Matahari telah terbit. Ayam jantan berkokok dengan suka ria. Aku terbangun dari tidurku yang lelap. Hampir saja aku bangun kesiangan kalau bukan Ibu yang membangunkanku. Aku tak tahu, semalam aku bermimpi apa, sampai-sampai aku tidak mendengar bunyi alarm yang semalam kuletakkan dimeja belajarku.
Hari ini adalah hari yang paling mendebarkan untukku. Hari dimana pengumuman kelulusan Sekolah Menengah Atas Negeri 17 Makassar akan diumumkan. Awalnya aku tidak mempedulikan hasil kelulusan sekolah itu, tetapi setelah melihat wajah kedua orang tuaku, nampaknya mereka sangat menginginkanku untuk lulus dari sekolah tersebut.
Dengan jantung yang sedikit berdebar, aku mencari nomor tes yang terpampang dalam surat kabar harian. Betapa terkejut aku, melihat nomor tes yang kumiliki terpampang dalam selembar kertas yang awalnya tak berguna itu.
“Ibu, Ayaah, aku lulus. Lihat, nomor tesku ada di dalam surat kabar ini.” Kataku seraya memeluk ibu.
“Coba sini ibu lihat? Benaaar, kau lulus Irma.” Ibuku berbalik memeluk. Aku bahagia melihat orang tuaku bahagia.
Tapi aku harus sadar, perjuanganku belum sampai disini. Ini barulah awal. Awal dari keberhasilanku. Ini belum ada apa-apanya, masih banyak rintangan yang harus dilalui jika ingin meraih cita-cita yang sesungguhnya.

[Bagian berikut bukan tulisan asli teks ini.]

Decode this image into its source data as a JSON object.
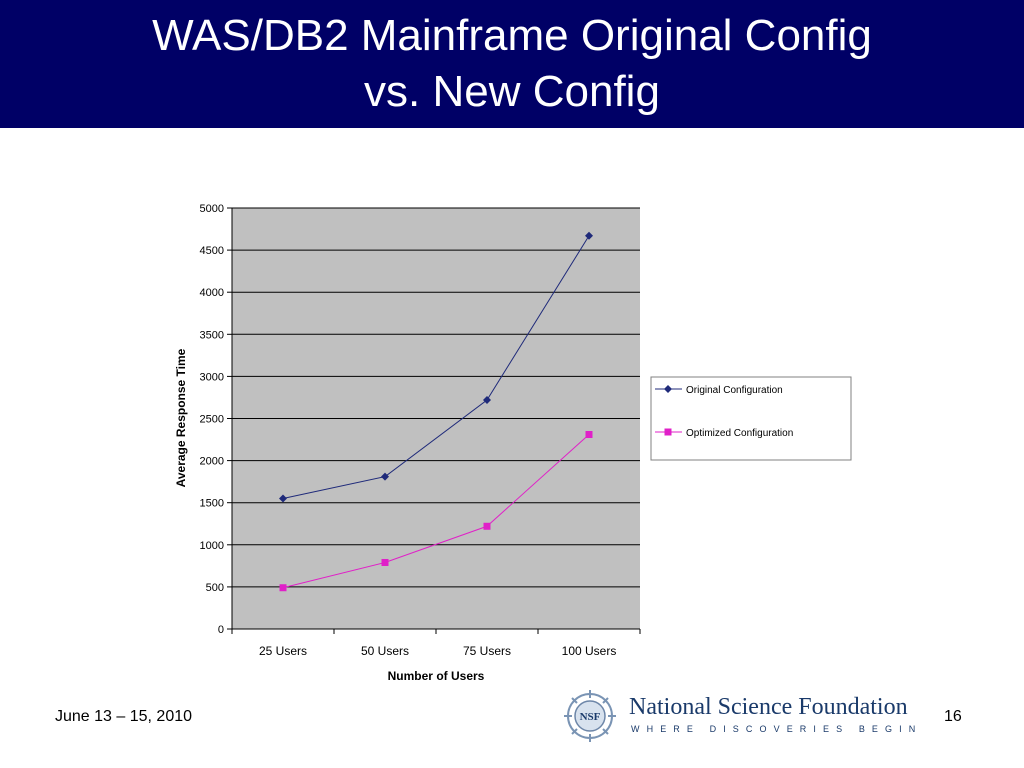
{
  "slide": {
    "title_line1": "WAS/DB2 Mainframe Original Config",
    "title_line2": "vs. New Config",
    "footer_date": "June 13 – 15, 2010",
    "page_number": "16"
  },
  "logo": {
    "name": "National Science Foundation",
    "tagline": "WHERE DISCOVERIES BEGIN",
    "emblem_text": "NSF"
  },
  "colors": {
    "title_bar": "#000066",
    "plot_bg": "#c0c0c0",
    "original_series": "#1f2a7a",
    "optimized_series": "#e020c8",
    "logo_text": "#1a3a6a"
  },
  "chart_data": {
    "type": "line",
    "title": "",
    "xlabel": "Number of Users",
    "ylabel": "Average Response Time",
    "categories": [
      "25 Users",
      "50 Users",
      "75 Users",
      "100 Users"
    ],
    "ylim": [
      0,
      5000
    ],
    "yticks": [
      0,
      500,
      1000,
      1500,
      2000,
      2500,
      3000,
      3500,
      4000,
      4500,
      5000
    ],
    "grid": true,
    "legend_position": "right",
    "series": [
      {
        "name": "Original Configuration",
        "values": [
          1550,
          1810,
          2720,
          4670
        ],
        "marker": "diamond"
      },
      {
        "name": "Optimized Configuration",
        "values": [
          490,
          790,
          1220,
          2310
        ],
        "marker": "square"
      }
    ]
  }
}
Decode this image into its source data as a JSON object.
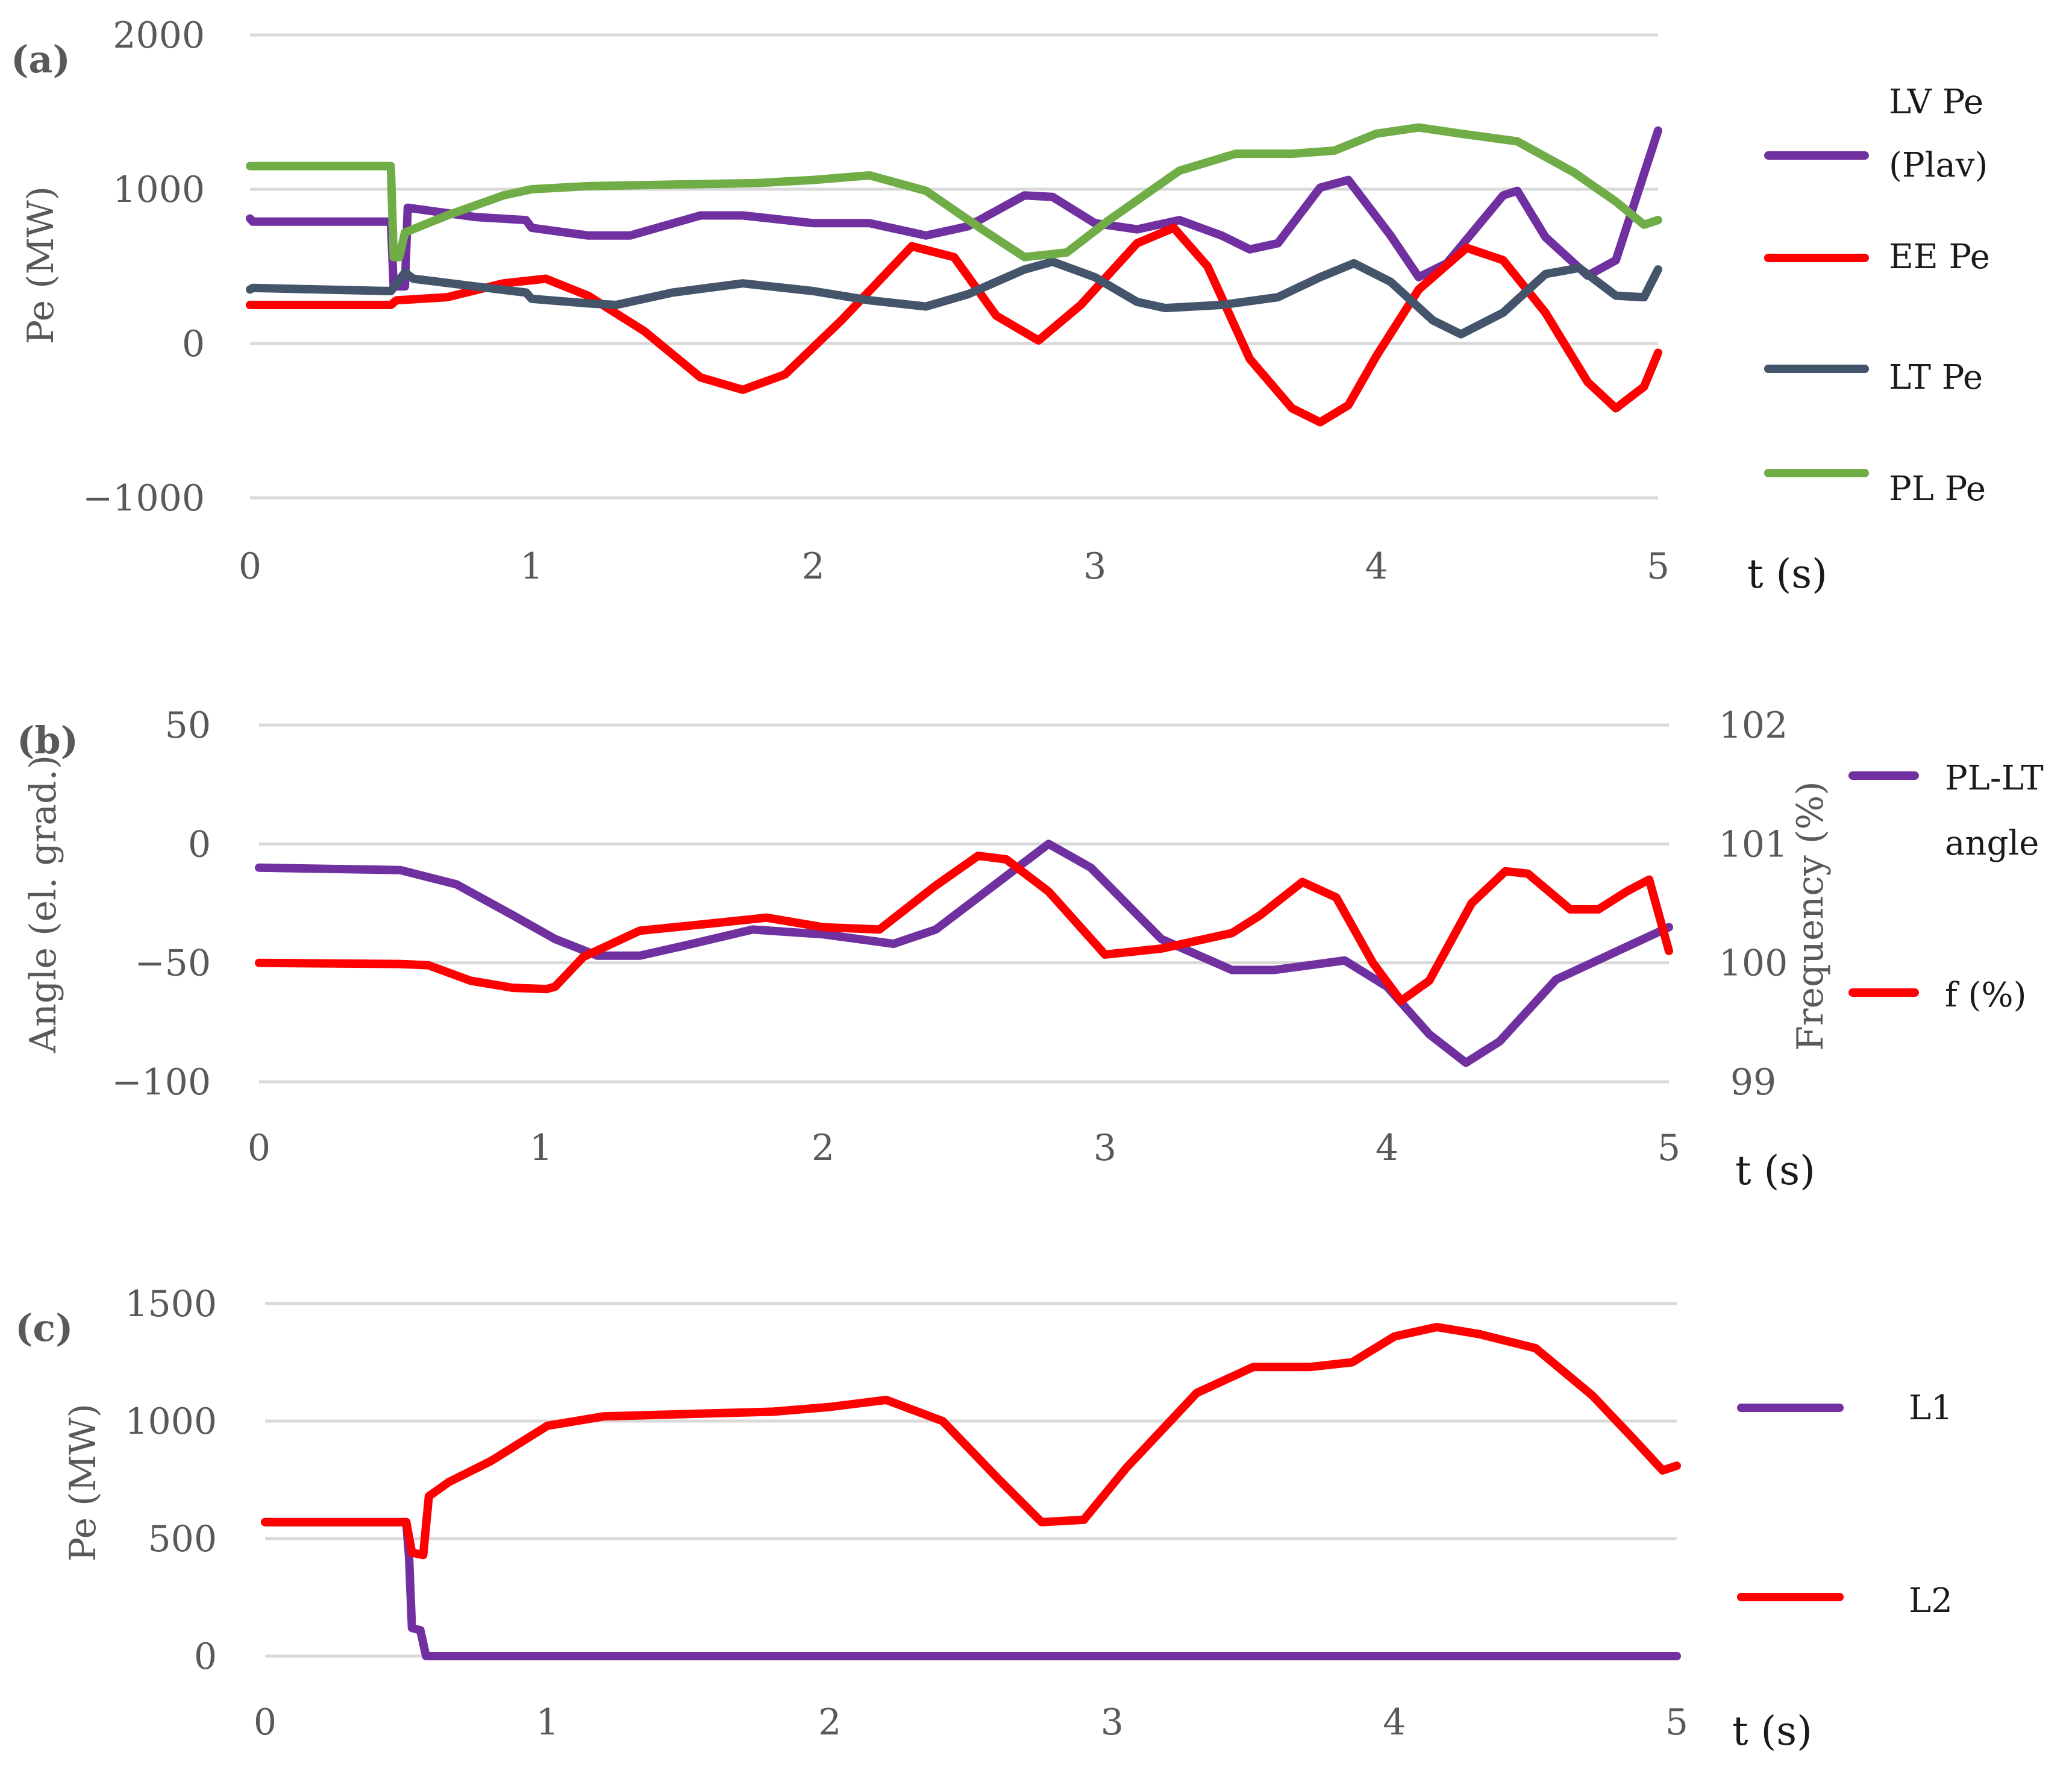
{
  "colors": {
    "purple": "#7030A0",
    "red": "#FF0000",
    "dark": "#44546A",
    "green": "#70AD47"
  },
  "chart_data": [
    {
      "panel": "(a)",
      "type": "line",
      "ylabel": "Pe (MW)",
      "xlabel": "t (s)",
      "ylim": [
        -1000,
        2000
      ],
      "yticks": [
        "2000",
        "1000",
        "0",
        "−1000"
      ],
      "xlim": [
        0,
        5
      ],
      "xticks": [
        "0",
        "1",
        "2",
        "3",
        "4",
        "5"
      ],
      "series": [
        {
          "name": "LV Pe (Plav)",
          "legend_lines": [
            "LV Pe",
            "(Plav)"
          ],
          "color": "#7030A0",
          "points": [
            [
              0,
              810
            ],
            [
              0.01,
              790
            ],
            [
              0.5,
              790
            ],
            [
              0.51,
              370
            ],
            [
              0.55,
              370
            ],
            [
              0.56,
              880
            ],
            [
              0.8,
              820
            ],
            [
              0.98,
              800
            ],
            [
              1,
              750
            ],
            [
              1.2,
              700
            ],
            [
              1.35,
              700
            ],
            [
              1.6,
              830
            ],
            [
              1.75,
              830
            ],
            [
              2,
              780
            ],
            [
              2.2,
              780
            ],
            [
              2.4,
              700
            ],
            [
              2.55,
              760
            ],
            [
              2.75,
              960
            ],
            [
              2.85,
              950
            ],
            [
              3,
              780
            ],
            [
              3.15,
              740
            ],
            [
              3.3,
              800
            ],
            [
              3.45,
              700
            ],
            [
              3.55,
              610
            ],
            [
              3.65,
              650
            ],
            [
              3.8,
              1010
            ],
            [
              3.9,
              1060
            ],
            [
              4.05,
              700
            ],
            [
              4.15,
              430
            ],
            [
              4.25,
              520
            ],
            [
              4.45,
              960
            ],
            [
              4.5,
              990
            ],
            [
              4.6,
              690
            ],
            [
              4.75,
              440
            ],
            [
              4.85,
              540
            ],
            [
              5,
              1380
            ]
          ]
        },
        {
          "name": "EE Pe",
          "legend_lines": [
            "EE Pe"
          ],
          "color": "#FF0000",
          "points": [
            [
              0,
              250
            ],
            [
              0.5,
              250
            ],
            [
              0.52,
              280
            ],
            [
              0.7,
              300
            ],
            [
              0.9,
              390
            ],
            [
              1.05,
              420
            ],
            [
              1.2,
              310
            ],
            [
              1.4,
              80
            ],
            [
              1.6,
              -220
            ],
            [
              1.75,
              -300
            ],
            [
              1.9,
              -200
            ],
            [
              2.1,
              150
            ],
            [
              2.35,
              630
            ],
            [
              2.5,
              560
            ],
            [
              2.65,
              180
            ],
            [
              2.8,
              20
            ],
            [
              2.95,
              250
            ],
            [
              3.15,
              650
            ],
            [
              3.28,
              750
            ],
            [
              3.4,
              500
            ],
            [
              3.55,
              -100
            ],
            [
              3.7,
              -420
            ],
            [
              3.8,
              -510
            ],
            [
              3.9,
              -400
            ],
            [
              4,
              -80
            ],
            [
              4.15,
              350
            ],
            [
              4.32,
              620
            ],
            [
              4.45,
              540
            ],
            [
              4.6,
              200
            ],
            [
              4.75,
              -250
            ],
            [
              4.85,
              -420
            ],
            [
              4.95,
              -280
            ],
            [
              5,
              -60
            ]
          ]
        },
        {
          "name": "LT Pe",
          "legend_lines": [
            "LT Pe"
          ],
          "color": "#44546A",
          "points": [
            [
              0,
              350
            ],
            [
              0.01,
              360
            ],
            [
              0.5,
              340
            ],
            [
              0.55,
              460
            ],
            [
              0.58,
              420
            ],
            [
              0.8,
              370
            ],
            [
              0.98,
              330
            ],
            [
              1,
              290
            ],
            [
              1.2,
              260
            ],
            [
              1.3,
              250
            ],
            [
              1.5,
              330
            ],
            [
              1.75,
              390
            ],
            [
              2,
              340
            ],
            [
              2.2,
              280
            ],
            [
              2.4,
              240
            ],
            [
              2.55,
              320
            ],
            [
              2.75,
              480
            ],
            [
              2.85,
              530
            ],
            [
              3,
              430
            ],
            [
              3.15,
              270
            ],
            [
              3.25,
              230
            ],
            [
              3.45,
              250
            ],
            [
              3.65,
              300
            ],
            [
              3.8,
              430
            ],
            [
              3.92,
              520
            ],
            [
              4.05,
              400
            ],
            [
              4.2,
              150
            ],
            [
              4.3,
              60
            ],
            [
              4.45,
              200
            ],
            [
              4.6,
              450
            ],
            [
              4.72,
              490
            ],
            [
              4.85,
              310
            ],
            [
              4.95,
              300
            ],
            [
              5,
              480
            ]
          ]
        },
        {
          "name": "PL Pe",
          "legend_lines": [
            "PL Pe"
          ],
          "color": "#70AD47",
          "points": [
            [
              0,
              1150
            ],
            [
              0.5,
              1150
            ],
            [
              0.51,
              560
            ],
            [
              0.53,
              560
            ],
            [
              0.55,
              720
            ],
            [
              0.7,
              830
            ],
            [
              0.9,
              960
            ],
            [
              1,
              1000
            ],
            [
              1.2,
              1020
            ],
            [
              1.5,
              1030
            ],
            [
              1.8,
              1040
            ],
            [
              2,
              1060
            ],
            [
              2.2,
              1090
            ],
            [
              2.4,
              990
            ],
            [
              2.6,
              740
            ],
            [
              2.75,
              560
            ],
            [
              2.9,
              590
            ],
            [
              3.05,
              800
            ],
            [
              3.3,
              1120
            ],
            [
              3.5,
              1230
            ],
            [
              3.7,
              1230
            ],
            [
              3.85,
              1250
            ],
            [
              4,
              1360
            ],
            [
              4.15,
              1400
            ],
            [
              4.3,
              1360
            ],
            [
              4.5,
              1310
            ],
            [
              4.7,
              1110
            ],
            [
              4.85,
              920
            ],
            [
              4.95,
              770
            ],
            [
              5,
              800
            ]
          ]
        }
      ]
    },
    {
      "panel": "(b)",
      "type": "line",
      "ylabel": "Angle (el. grad.)",
      "y2label": "Frequency (%)",
      "xlabel": "t (s)",
      "ylim": [
        -100,
        50
      ],
      "yticks": [
        "50",
        "0",
        "−50",
        "−100"
      ],
      "y2lim": [
        99,
        102
      ],
      "y2ticks": [
        "102",
        "101",
        "100",
        "99"
      ],
      "xlim": [
        0,
        5
      ],
      "xticks": [
        "0",
        "1",
        "2",
        "3",
        "4",
        "5"
      ],
      "series": [
        {
          "name": "PL-LT angle",
          "legend_lines": [
            "PL-LT",
            "angle"
          ],
          "color": "#7030A0",
          "axis": "left",
          "points": [
            [
              0,
              -10
            ],
            [
              0.5,
              -11
            ],
            [
              0.7,
              -17
            ],
            [
              0.9,
              -30
            ],
            [
              1.05,
              -40
            ],
            [
              1.2,
              -47
            ],
            [
              1.35,
              -47
            ],
            [
              1.5,
              -43
            ],
            [
              1.75,
              -36
            ],
            [
              2,
              -38
            ],
            [
              2.25,
              -42
            ],
            [
              2.4,
              -36
            ],
            [
              2.6,
              -18
            ],
            [
              2.8,
              0
            ],
            [
              2.95,
              -10
            ],
            [
              3.2,
              -40
            ],
            [
              3.45,
              -53
            ],
            [
              3.6,
              -53
            ],
            [
              3.85,
              -49
            ],
            [
              4,
              -60
            ],
            [
              4.15,
              -80
            ],
            [
              4.28,
              -92
            ],
            [
              4.4,
              -83
            ],
            [
              4.6,
              -57
            ],
            [
              4.8,
              -46
            ],
            [
              5,
              -35
            ]
          ]
        },
        {
          "name": "f (%)",
          "legend_lines": [
            "f (%)"
          ],
          "color": "#FF0000",
          "axis": "right",
          "points": [
            [
              0,
              100.0
            ],
            [
              0.5,
              99.99
            ],
            [
              0.6,
              99.98
            ],
            [
              0.75,
              99.85
            ],
            [
              0.9,
              99.79
            ],
            [
              1.02,
              99.78
            ],
            [
              1.05,
              99.8
            ],
            [
              1.15,
              100.05
            ],
            [
              1.35,
              100.27
            ],
            [
              1.6,
              100.33
            ],
            [
              1.8,
              100.38
            ],
            [
              2,
              100.3
            ],
            [
              2.2,
              100.28
            ],
            [
              2.4,
              100.65
            ],
            [
              2.55,
              100.9
            ],
            [
              2.65,
              100.87
            ],
            [
              2.8,
              100.6
            ],
            [
              3,
              100.07
            ],
            [
              3.2,
              100.12
            ],
            [
              3.45,
              100.25
            ],
            [
              3.55,
              100.4
            ],
            [
              3.7,
              100.68
            ],
            [
              3.82,
              100.55
            ],
            [
              3.95,
              100.0
            ],
            [
              4.05,
              99.68
            ],
            [
              4.15,
              99.85
            ],
            [
              4.3,
              100.5
            ],
            [
              4.42,
              100.77
            ],
            [
              4.5,
              100.75
            ],
            [
              4.65,
              100.45
            ],
            [
              4.75,
              100.45
            ],
            [
              4.85,
              100.6
            ],
            [
              4.93,
              100.7
            ],
            [
              5,
              100.1
            ]
          ]
        }
      ]
    },
    {
      "panel": "(c)",
      "type": "line",
      "ylabel": "Pe (MW)",
      "xlabel": "t (s)",
      "ylim": [
        0,
        1500
      ],
      "yticks": [
        "1500",
        "1000",
        "500",
        "0"
      ],
      "xlim": [
        0,
        5
      ],
      "xticks": [
        "0",
        "1",
        "2",
        "3",
        "4",
        "5"
      ],
      "series": [
        {
          "name": "L1",
          "legend_lines": [
            "L1"
          ],
          "color": "#7030A0",
          "points": [
            [
              0,
              570
            ],
            [
              0.5,
              570
            ],
            [
              0.51,
              420
            ],
            [
              0.52,
              120
            ],
            [
              0.55,
              110
            ],
            [
              0.57,
              0
            ],
            [
              5,
              0
            ]
          ]
        },
        {
          "name": "L2",
          "legend_lines": [
            "L2"
          ],
          "color": "#FF0000",
          "points": [
            [
              0,
              570
            ],
            [
              0.5,
              570
            ],
            [
              0.52,
              440
            ],
            [
              0.56,
              430
            ],
            [
              0.58,
              680
            ],
            [
              0.65,
              740
            ],
            [
              0.8,
              830
            ],
            [
              1,
              980
            ],
            [
              1.2,
              1020
            ],
            [
              1.5,
              1030
            ],
            [
              1.8,
              1040
            ],
            [
              2,
              1060
            ],
            [
              2.2,
              1090
            ],
            [
              2.4,
              1000
            ],
            [
              2.6,
              750
            ],
            [
              2.75,
              570
            ],
            [
              2.9,
              580
            ],
            [
              3.05,
              800
            ],
            [
              3.3,
              1120
            ],
            [
              3.5,
              1230
            ],
            [
              3.7,
              1230
            ],
            [
              3.85,
              1250
            ],
            [
              4,
              1360
            ],
            [
              4.15,
              1400
            ],
            [
              4.3,
              1370
            ],
            [
              4.5,
              1310
            ],
            [
              4.7,
              1110
            ],
            [
              4.85,
              920
            ],
            [
              4.95,
              790
            ],
            [
              5,
              810
            ]
          ]
        }
      ]
    }
  ]
}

Oh ya, aku sampai lupa menanyakan kabar kelulusan teman-temanku yang lain. Bukannya aku ingin menyombongkan diri, hanya ingin tahu saja, apa mereka juga sama sepertiku. Hal ini akan menjadi kabar baik untukku. Bisa belajar bersama-sama lagi, bermain bersama dan bergurau bersama. Banyak hal yang indah yang bisa dilakukan jika kami kembali bersama.
Aku tidak sabar menunggu hari esok.
***
Pagi hari yang cerah. Aku bergegas merapikan kamar dan berangkat ke sekolah untuk melihat hasil pengumuman kelulusan Sekolah Menengah Pertama. Penentuan antara hidup dan mati ada pada selembar kertas yang berisikan angka-angka tersebut.
Aku berjalan disekitar koridor kelas tempatku belajar dulu. Suasana tidak berubah, hanya saja kelasnya dikosongkan. Kelas IX.9. Disitulah aku menghabiskan banyak waktu selama 3 tahun. Banyak kenangan yang tak mungkin bisa dilupakan. Kenangan itu terlalu indah jika hanya untuk dikenang semata.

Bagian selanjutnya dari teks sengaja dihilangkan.